Mercoledì Israele e Hamas si sono accusati a vicenda di aver bloccato i negoziati indiretti su un accordo a Gaza, dove i due campi sono impegnati in una guerra da più di un anno. In un comunicato il movimento islamico palestinese ha accusato Israele di aver posto “nuove condizioni” nelle discussioni in corso a Doha.
“L'occupazione (israeliana) ha imposto nuove condizioni, riguardanti il ritiro (delle sue truppe dalla Striscia di Gaza), il cessate il fuoco, i prigionieri (ostaggi trattenuti a Gaza e palestinesi detenuti da Israele) e il ritorno degli sfollati, che hanno rinviato la conclusione dell'operazione un accordo”, ha affermato il movimento.
Israele ha risposto pochi minuti dopo, accusando a sua volta Hamas di “porre nuovi ostacoli ai negoziati”.
“L'organizzazione terroristica Hamas mente ancora una volta, fa marcia indietro sui punti concordati e continua a porre nuovi ostacoli nei negoziati”, ha affermato l'ufficio del primo ministro Benjamin Netanyahu.
Mercoledì il presidente israeliano Isaac Herzog ha chiesto ai leader del paese di raggiungere un accordo sugli ostaggi detenuti nella Striscia di Gaza da più di un anno.
“Chiedo ai nostri leader di agire con tutte le loro forze e con tutti i mezzi a loro disposizione per raggiungere un accordo”, ha dichiarato il presidente, il cui ruolo in Israele è principalmente cerimoniale.
La guerra nella Striscia di Gaza è stata innescata da un attacco senza precedenti di Hamas il 7 ottobre 2023 che ha provocato la morte di oltre 1.200 persone da parte israeliana, la maggior parte civili, secondo un conteggio AFP basato su dati ufficiali israeliani.
Quel giorno furono rapiti 251 israeliani.
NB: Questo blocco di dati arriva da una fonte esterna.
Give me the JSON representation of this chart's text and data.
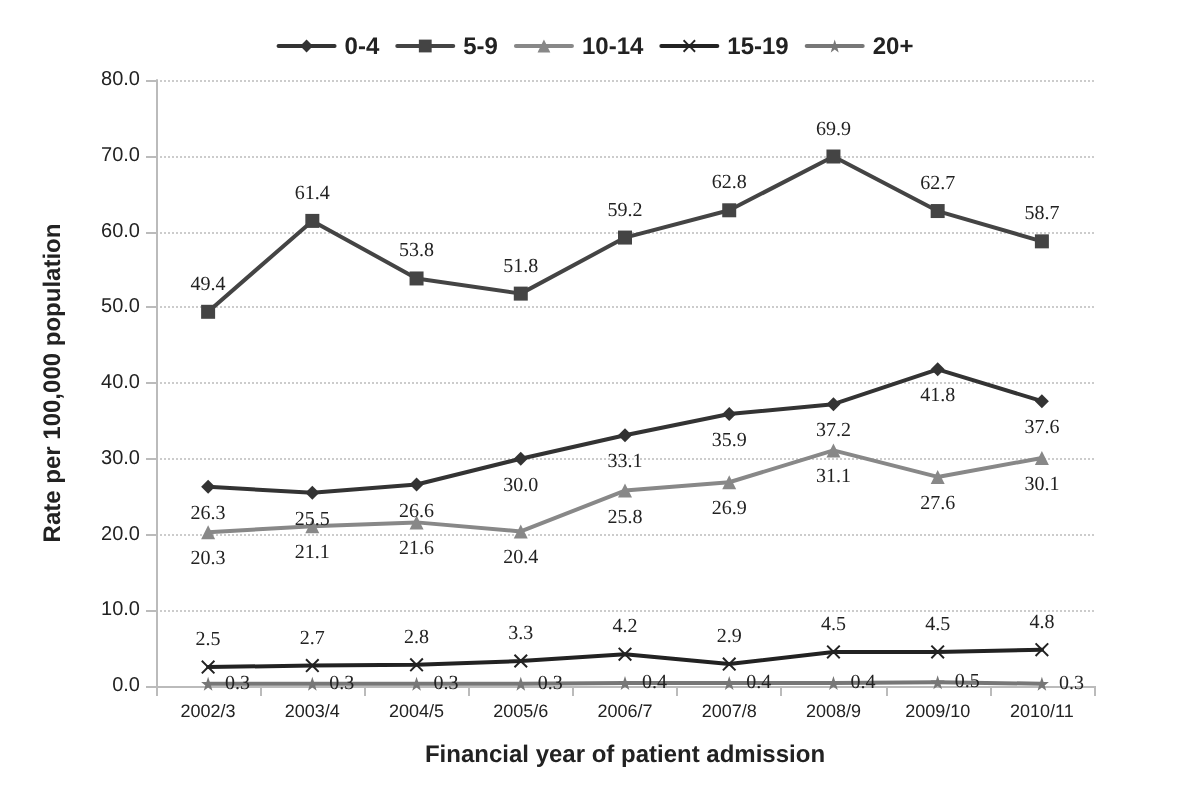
{
  "chart_data": {
    "type": "line",
    "xlabel": "Financial year of patient admission",
    "ylabel": "Rate per 100,000 population",
    "categories": [
      "2002/3",
      "2003/4",
      "2004/5",
      "2005/6",
      "2006/7",
      "2007/8",
      "2008/9",
      "2009/10",
      "2010/11"
    ],
    "ylim": [
      0,
      80
    ],
    "yticks": [
      {
        "value": 0,
        "label": "0.0"
      },
      {
        "value": 10,
        "label": "10.0"
      },
      {
        "value": 20,
        "label": "20.0"
      },
      {
        "value": 30,
        "label": "30.0"
      },
      {
        "value": 40,
        "label": "40.0"
      },
      {
        "value": 50,
        "label": "50.0"
      },
      {
        "value": 60,
        "label": "60.0"
      },
      {
        "value": 70,
        "label": "70.0"
      },
      {
        "value": 80,
        "label": "80.0"
      }
    ],
    "grid": "y",
    "legend": "top",
    "line_style": "solid",
    "series": [
      {
        "name": "0-4",
        "color": "#333333",
        "marker": "diamond",
        "values": [
          26.3,
          25.5,
          26.6,
          30.0,
          33.1,
          35.9,
          37.2,
          41.8,
          37.6
        ],
        "value_labels": [
          "26.3",
          "25.5",
          "26.6",
          "30.0",
          "33.1",
          "35.9",
          "37.2",
          "41.8",
          "37.6"
        ]
      },
      {
        "name": "5-9",
        "color": "#444444",
        "marker": "square",
        "values": [
          49.4,
          61.4,
          53.8,
          51.8,
          59.2,
          62.8,
          69.9,
          62.7,
          58.7
        ],
        "value_labels": [
          "49.4",
          "61.4",
          "53.8",
          "51.8",
          "59.2",
          "62.8",
          "69.9",
          "62.7",
          "58.7"
        ]
      },
      {
        "name": "10-14",
        "color": "#888888",
        "marker": "triangle",
        "values": [
          20.3,
          21.1,
          21.6,
          20.4,
          25.8,
          26.9,
          31.1,
          27.6,
          30.1
        ],
        "value_labels": [
          "20.3",
          "21.1",
          "21.6",
          "20.4",
          "25.8",
          "26.9",
          "31.1",
          "27.6",
          "30.1"
        ]
      },
      {
        "name": "15-19",
        "color": "#222222",
        "marker": "cross",
        "values": [
          2.5,
          2.7,
          2.8,
          3.3,
          4.2,
          2.9,
          4.5,
          4.5,
          4.8
        ],
        "value_labels": [
          "2.5",
          "2.7",
          "2.8",
          "3.3",
          "4.2",
          "2.9",
          "4.5",
          "4.5",
          "4.8"
        ]
      },
      {
        "name": "20+",
        "color": "#777777",
        "marker": "star",
        "values": [
          0.3,
          0.3,
          0.3,
          0.3,
          0.4,
          0.4,
          0.4,
          0.5,
          0.3
        ],
        "value_labels": [
          "0.3",
          "0.3",
          "0.3",
          "0.3",
          "0.4",
          "0.4",
          "0.4",
          "0.5",
          "0.3"
        ]
      }
    ]
  }
}
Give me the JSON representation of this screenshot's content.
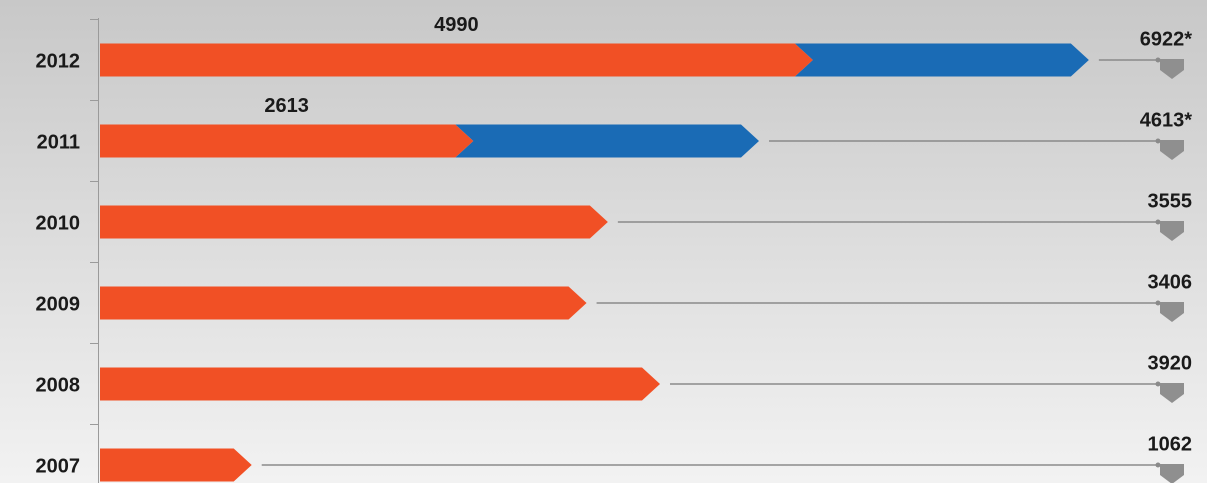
{
  "chart_data": {
    "type": "stacked-arrow-bar",
    "categories": [
      "2012",
      "2011",
      "2010",
      "2009",
      "2008",
      "2007"
    ],
    "series": [
      {
        "color": "#f15025",
        "values": [
          4990,
          2613,
          3555,
          3406,
          3920,
          1062
        ]
      },
      {
        "color": "#1a6bb5",
        "values": [
          1932,
          2000,
          null,
          null,
          null,
          null
        ]
      }
    ],
    "totals": {
      "values": [
        6922,
        4613,
        3555,
        3406,
        3920,
        1062
      ],
      "value_labels": [
        "6922*",
        "4613*",
        null,
        null,
        null,
        null
      ]
    },
    "marker_color": "#8f8f8f",
    "xlim": [
      0,
      7000
    ]
  }
}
Tra loro, 96 rimangono ostaggi a Gaza, di cui 34 dichiarati morti dall'esercito.
Secondo i dati del Ministero della Sanità del governo di Hamas, ritenuti affidabili dalle Nazioni Unite, più di 45.000 palestinesi, in maggioranza civili, sono stati uccisi nella campagna militare israeliana condotta a Gaza come rappresaglia per l'attacco di Hamas.
Anche se Hamas ha indicato che “a Doha sono ancora in corso negoziati per un cessate il fuoco e uno scambio di prigionieri” con la mediazione del Qatar e dell'Egitto”, queste dichiarazioni contrastano con l'ottimismo mostrato nei giorni scorsi da entrambi gli schieramenti.
Martedì l'ufficio di Netanyahu ha confermato i progressi dopo il ritorno in Israele dei negoziatori inviati a Doha.
Hamas e altri due gruppi palestinesi, la Jihad islamica e il Fronte popolare per la liberazione della Palestina, hanno affermato la scorsa settimana che un accordo di cessate il fuoco sarebbe “più vicino che mai” se Israele non imponesse nuove condizioni.
Nonostante gli intensi sforzi diplomatici, non è stata conclusa alcuna tregua tra Israele e Hamas da quella di una settimana alla fine di novembre 2023.
Tra i principali punti critici vi sono la natura permanente del cessate il fuoco e la governance della Striscia di Gaza dopo la guerra.
Benjamin Netanyahu ha dichiarato la scorsa settimana in un'intervista al Wall Street Journal che non “accetterà di porre fine alla guerra prima che Hamas si ritiri” dalla Striscia di Gaza, da dove il movimento palestinese ha lanciato il suo attacco il 7 ottobre.
Israele “non lo lascerà al potere a Gaza, a 50 chilometri da Tel Aviv (una città nel centro di Israele). Ciò non accadrà”, ha insistito.